In response to the Reserve Bank of India’s (RBI) decision to reduce its short-term lending rate (repo rate) on Wednesday, four public sector banks have announced a reduction in their lending rates. Punjab National Bank (PNB), Bank of India, Indian Bank, and UCO Bank have all reduced their repo-linked benchmark lending rates (RBLR) by up to 35 basis points.
According to regulatory filings, Indian Bank’s RBLR will be lowered to 8.70 per cent effective April 11, while PNB’s RBLR will be reduced to 8.85 per cent effective April 10. Bank of India’s new RBLR stands at 8.85 per cent, effective from Wednesday. UCO Bank has brought down its repo-linked rate to 8.8 per cent, effective Thursday.

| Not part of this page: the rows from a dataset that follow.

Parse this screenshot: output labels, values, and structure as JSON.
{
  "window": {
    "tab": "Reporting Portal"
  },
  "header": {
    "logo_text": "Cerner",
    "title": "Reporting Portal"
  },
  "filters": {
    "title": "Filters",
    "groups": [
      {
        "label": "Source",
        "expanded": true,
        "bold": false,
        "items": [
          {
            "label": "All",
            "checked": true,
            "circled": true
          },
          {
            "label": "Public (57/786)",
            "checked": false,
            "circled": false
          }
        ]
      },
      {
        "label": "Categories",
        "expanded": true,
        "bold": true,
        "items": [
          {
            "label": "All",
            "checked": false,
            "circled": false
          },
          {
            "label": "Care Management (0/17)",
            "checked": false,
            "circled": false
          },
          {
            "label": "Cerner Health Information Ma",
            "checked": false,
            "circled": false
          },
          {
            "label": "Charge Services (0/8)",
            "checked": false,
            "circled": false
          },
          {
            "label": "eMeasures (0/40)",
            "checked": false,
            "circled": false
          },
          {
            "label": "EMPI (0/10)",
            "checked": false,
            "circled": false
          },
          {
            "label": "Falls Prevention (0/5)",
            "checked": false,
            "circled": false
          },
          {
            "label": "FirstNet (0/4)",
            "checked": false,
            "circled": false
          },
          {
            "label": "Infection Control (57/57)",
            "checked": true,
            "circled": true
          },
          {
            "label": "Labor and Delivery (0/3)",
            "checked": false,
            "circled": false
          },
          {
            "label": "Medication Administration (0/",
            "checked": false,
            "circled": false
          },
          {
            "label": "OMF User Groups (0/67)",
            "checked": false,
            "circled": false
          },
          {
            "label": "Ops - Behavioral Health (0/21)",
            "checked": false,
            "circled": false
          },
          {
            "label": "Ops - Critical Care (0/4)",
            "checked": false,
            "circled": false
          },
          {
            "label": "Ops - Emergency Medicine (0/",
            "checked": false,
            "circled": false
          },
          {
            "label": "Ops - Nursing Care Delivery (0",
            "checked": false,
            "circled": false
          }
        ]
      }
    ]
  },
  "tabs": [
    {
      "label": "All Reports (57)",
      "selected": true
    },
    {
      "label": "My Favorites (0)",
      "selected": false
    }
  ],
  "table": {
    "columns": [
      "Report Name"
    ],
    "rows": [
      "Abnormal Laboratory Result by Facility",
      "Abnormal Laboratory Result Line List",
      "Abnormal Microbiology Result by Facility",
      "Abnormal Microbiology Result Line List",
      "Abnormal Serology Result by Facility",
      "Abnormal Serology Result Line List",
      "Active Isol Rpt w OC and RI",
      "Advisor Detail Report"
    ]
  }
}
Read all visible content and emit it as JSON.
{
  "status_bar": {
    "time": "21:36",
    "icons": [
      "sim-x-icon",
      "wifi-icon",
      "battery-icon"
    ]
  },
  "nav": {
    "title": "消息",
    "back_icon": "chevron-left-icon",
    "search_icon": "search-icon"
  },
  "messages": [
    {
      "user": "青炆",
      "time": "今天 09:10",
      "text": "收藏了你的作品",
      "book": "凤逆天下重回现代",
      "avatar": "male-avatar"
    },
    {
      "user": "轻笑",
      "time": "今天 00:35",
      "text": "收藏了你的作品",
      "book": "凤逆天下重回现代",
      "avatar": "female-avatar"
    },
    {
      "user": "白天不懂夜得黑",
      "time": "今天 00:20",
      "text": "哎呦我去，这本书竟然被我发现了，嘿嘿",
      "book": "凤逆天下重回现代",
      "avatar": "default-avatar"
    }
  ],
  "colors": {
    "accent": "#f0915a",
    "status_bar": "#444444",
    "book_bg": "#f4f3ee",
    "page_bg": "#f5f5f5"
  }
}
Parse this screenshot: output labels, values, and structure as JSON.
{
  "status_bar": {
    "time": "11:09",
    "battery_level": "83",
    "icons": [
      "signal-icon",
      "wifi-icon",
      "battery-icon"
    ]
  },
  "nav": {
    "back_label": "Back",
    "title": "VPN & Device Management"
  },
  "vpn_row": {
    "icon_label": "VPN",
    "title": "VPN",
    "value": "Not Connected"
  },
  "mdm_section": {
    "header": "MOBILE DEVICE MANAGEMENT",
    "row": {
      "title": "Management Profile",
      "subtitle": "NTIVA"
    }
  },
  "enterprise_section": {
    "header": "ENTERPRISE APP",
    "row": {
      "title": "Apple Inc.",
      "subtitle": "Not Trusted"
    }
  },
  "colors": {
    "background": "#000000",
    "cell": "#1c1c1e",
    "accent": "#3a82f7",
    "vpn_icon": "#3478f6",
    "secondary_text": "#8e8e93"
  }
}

These rate reductions are expected to benefit both existing and new borrowers, as they will pay lower interest rates on their loans. Other banks are also likely to follow suit and announce similar rate reductions in the coming days.
The RBI’s decision to reduce the repo rate was seen as a move to boost economic growth, and the reduction in lending rates by these public sector banks is expected to have a positive impact on the overall economy. With borrowers paying lower interest rates on their loans, they will have more disposable income and may be more likely to make big-ticket purchases or invest in other financial assets, which can help stimulate economic growth.
Overall, the reduction in lending rates by these public sector banks is a positive development for borrowers and the economy as a whole. It is a step towards making credit more affordable and accessible, which can help drive economic growth and development.